Lengthy but good read from publicintergrity.org, in regard to campus police department’s abilities to skew sexual assault data through Clery Act loopholes.

The Clery Act requires some 7,500 colleges and universities — nearly 4,000 of which are four-year public and private institutions — to disclose statistics about crime on or near their campuses in annual security reports.

Many provisions have evolved since the law passed 19 years ago, but what hasn’t changed is Clery’s requirement that schools poll a wide range of “campus security authorities” when gathering data. That designation includes a broad array of campus programs, departments, and centers, such as student health centers, women’s centers, and even counseling centers. The designation also applies to officials who supervise students — deans, coaches, housing directors, judicial affairs officers, to name a few.

In theory, those stipulations should make for comprehensive crime reporting.

But the data gathering isn’t always meticulous. In fact, a 2002 study funded by the U.S. Department of Justice found that “only 36.5 percent of schools reported crime statistics in a manner that was fully consistent with the Clery Act.” A Center examination of 10 years worth of complaints filed against institutions under Clery shows that the most common problem is that schools are not properly collecting data. Some submit only reports from law-enforcement officials. In August 2004, Yale University became the subject of a complaint after it was discovered to be doing just that. Five years later, the U.S. Department of Education has yet to finish its review; a department spokesperson declined to comment on the pending inquiry.

Other schools submit inaccurate sexual assault statistics — in some cases inadvertently; in others cases, intentionally. Nearly half of the 25 Clery complaint investigations conducted by the Education Department over the past decade determined that schools were omitting sexual offenses collected by some sources or failing to report them at all. In October 2007, the department fined LaSalle University, in Philadelphia, $110,000 for not reporting 28 crimes, including a small number of sexual assaults.

There’s also been misclassification of sexual assaults. Schools can wrongly categorize reports of acquaintance rape or fondling as “non-forcible” sexual offenses — a definition that should only apply to incest and statutory rape.
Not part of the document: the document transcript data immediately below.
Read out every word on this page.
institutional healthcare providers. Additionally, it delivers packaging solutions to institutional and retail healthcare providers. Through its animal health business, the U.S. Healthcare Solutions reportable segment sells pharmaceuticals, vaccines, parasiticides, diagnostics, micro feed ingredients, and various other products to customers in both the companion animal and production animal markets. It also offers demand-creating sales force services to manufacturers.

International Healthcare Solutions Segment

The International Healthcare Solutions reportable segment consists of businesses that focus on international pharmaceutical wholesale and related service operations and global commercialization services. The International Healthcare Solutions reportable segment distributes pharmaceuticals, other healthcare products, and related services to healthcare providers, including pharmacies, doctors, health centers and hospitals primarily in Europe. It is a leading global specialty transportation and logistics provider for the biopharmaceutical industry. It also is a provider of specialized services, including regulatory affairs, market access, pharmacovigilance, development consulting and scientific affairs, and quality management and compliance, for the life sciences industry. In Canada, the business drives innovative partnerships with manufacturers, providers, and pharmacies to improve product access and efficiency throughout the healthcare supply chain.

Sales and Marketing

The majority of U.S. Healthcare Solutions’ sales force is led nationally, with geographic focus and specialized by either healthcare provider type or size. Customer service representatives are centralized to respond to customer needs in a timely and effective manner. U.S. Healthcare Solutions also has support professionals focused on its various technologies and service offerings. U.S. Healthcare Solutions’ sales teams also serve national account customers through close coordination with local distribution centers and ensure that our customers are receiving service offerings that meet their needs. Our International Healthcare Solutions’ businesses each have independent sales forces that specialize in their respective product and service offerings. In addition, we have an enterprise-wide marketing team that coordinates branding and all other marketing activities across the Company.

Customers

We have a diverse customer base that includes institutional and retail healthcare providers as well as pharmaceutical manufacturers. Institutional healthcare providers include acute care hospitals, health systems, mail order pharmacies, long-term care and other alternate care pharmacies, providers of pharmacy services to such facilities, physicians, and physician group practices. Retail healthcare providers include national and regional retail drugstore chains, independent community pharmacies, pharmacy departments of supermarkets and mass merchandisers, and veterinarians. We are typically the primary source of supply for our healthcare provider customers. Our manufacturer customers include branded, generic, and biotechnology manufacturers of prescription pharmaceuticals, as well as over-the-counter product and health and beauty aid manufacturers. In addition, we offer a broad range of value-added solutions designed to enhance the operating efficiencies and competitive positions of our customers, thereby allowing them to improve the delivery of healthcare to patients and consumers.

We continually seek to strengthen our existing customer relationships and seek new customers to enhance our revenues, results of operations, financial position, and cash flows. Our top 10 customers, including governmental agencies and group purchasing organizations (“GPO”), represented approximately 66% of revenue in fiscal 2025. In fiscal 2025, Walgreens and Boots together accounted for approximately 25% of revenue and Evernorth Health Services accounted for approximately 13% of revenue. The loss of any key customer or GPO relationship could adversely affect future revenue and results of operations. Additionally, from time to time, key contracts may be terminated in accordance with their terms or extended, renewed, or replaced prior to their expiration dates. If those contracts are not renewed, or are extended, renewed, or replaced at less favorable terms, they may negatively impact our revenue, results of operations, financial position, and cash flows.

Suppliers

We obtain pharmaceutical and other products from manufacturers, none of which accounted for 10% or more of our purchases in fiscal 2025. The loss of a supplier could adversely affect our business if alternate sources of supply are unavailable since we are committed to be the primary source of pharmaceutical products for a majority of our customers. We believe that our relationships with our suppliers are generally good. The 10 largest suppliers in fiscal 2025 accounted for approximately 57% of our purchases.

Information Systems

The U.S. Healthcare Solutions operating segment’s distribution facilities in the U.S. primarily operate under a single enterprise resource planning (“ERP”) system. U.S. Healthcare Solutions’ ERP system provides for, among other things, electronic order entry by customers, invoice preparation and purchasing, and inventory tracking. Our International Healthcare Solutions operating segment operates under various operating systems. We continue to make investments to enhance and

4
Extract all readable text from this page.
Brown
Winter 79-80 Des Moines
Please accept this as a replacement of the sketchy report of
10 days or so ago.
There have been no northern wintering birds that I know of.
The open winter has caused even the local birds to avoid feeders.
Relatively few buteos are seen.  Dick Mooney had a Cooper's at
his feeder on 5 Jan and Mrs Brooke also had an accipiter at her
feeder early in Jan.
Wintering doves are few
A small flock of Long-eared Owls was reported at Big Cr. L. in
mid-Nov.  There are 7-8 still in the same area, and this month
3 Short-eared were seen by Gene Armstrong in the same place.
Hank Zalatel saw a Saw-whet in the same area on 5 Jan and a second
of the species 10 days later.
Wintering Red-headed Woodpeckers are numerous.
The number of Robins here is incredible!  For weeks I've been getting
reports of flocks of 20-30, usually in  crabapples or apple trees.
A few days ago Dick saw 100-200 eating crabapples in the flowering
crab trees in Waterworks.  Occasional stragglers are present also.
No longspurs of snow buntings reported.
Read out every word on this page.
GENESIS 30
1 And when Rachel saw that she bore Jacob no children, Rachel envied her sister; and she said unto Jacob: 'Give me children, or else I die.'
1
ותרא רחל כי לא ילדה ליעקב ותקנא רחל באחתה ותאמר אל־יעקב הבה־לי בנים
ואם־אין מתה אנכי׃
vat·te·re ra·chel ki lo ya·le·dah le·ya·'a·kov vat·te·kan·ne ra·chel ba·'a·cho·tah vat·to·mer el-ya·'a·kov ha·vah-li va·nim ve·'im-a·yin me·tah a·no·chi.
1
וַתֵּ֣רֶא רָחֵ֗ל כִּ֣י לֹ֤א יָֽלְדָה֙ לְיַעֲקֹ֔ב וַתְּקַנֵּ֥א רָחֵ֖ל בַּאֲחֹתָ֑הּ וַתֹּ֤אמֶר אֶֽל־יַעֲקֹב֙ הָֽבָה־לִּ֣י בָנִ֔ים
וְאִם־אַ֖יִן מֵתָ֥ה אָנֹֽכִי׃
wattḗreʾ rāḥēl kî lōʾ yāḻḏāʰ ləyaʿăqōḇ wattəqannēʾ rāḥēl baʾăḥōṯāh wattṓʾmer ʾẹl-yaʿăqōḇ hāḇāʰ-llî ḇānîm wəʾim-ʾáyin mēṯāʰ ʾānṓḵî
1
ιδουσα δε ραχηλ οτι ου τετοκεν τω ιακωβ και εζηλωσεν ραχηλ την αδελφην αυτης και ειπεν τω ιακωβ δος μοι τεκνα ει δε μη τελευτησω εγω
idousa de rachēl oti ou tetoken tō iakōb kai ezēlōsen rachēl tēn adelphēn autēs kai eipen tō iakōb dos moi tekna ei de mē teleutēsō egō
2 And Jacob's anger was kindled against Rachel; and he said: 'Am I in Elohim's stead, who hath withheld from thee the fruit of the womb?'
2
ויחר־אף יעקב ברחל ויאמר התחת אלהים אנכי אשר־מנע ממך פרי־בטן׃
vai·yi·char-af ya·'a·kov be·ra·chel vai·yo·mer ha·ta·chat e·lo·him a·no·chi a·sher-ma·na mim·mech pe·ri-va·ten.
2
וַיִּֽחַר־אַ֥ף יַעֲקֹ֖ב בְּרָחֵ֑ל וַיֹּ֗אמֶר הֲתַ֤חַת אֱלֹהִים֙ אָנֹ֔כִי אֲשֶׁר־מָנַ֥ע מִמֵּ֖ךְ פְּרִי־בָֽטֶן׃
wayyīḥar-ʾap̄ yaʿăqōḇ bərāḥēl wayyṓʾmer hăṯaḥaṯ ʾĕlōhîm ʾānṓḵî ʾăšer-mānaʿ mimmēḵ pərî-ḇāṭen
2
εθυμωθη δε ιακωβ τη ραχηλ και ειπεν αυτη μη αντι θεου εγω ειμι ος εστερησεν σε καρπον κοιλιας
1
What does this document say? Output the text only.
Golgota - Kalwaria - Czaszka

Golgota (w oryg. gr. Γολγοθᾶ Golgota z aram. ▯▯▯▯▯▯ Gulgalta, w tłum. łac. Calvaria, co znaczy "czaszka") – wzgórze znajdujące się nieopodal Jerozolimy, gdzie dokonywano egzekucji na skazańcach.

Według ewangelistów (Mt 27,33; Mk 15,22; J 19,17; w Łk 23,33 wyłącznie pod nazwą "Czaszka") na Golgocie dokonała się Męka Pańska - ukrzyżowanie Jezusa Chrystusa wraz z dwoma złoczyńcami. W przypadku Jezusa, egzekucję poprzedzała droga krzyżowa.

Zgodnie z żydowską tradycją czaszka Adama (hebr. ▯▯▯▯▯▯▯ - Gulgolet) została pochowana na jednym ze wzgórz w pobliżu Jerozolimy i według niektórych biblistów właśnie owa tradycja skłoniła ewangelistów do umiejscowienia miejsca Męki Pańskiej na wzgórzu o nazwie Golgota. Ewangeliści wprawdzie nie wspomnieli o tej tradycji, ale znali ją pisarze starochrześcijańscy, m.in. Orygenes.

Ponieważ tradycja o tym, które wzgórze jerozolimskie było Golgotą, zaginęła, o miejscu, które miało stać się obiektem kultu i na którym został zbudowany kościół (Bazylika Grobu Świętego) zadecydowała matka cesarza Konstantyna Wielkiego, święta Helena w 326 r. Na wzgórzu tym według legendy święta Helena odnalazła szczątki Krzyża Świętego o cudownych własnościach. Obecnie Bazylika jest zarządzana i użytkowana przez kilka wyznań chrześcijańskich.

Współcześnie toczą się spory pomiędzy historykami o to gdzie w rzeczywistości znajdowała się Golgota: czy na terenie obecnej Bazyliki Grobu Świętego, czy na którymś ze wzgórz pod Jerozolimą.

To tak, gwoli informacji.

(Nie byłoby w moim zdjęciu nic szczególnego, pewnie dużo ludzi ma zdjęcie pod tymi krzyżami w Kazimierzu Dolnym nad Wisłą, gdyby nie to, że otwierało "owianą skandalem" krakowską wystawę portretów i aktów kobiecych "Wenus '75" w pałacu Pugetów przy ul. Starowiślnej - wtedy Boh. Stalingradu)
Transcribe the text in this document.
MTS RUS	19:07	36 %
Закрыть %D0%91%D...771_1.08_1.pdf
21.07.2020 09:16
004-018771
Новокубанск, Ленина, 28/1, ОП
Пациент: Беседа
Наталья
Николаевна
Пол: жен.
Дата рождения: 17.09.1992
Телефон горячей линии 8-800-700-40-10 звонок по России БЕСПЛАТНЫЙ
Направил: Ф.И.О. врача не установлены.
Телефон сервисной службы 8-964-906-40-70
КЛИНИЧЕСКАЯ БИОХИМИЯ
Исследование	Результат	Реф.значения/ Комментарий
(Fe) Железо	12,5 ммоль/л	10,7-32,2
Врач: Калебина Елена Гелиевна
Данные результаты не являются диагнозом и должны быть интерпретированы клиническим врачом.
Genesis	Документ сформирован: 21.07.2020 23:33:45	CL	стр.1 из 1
Five of the 25 Clery audits found schools were miscoding forcible rapes as non-forcible instead. In June 2008, Eastern Michigan University agreed to pay the department $350,000 — the largest Clery fine ever — for a host of violations, including miscoding rapes.

Another limitation of the Clery Act: it counts only those crimes occurring on or near campuses, and in school-affiliated buildings like fraternity houses. The initial thinking behind this narrow geographic focus was that off-campus crimes would inevitably be documented by local police, experts say. But that means that Clery statistics don’t include such settings as off-campus apartments, where most campus-related rapes are believed to take place. Last year, Jacqui Pequignot, who heads the victim advocate program at Florida State, recorded just nine sexual offenses on or near campus, as compared to 48 off campus. Pequignot, who estimates that 36,000 of FSU’s 42,000 students live in apartments more than a block from the university, notes that critics often suspect misreporting whenever they don’t see huge numbers of campus sexual assaults. “But sometimes,” she says, “it’s really just about the fact that the numbers are greater off campus.”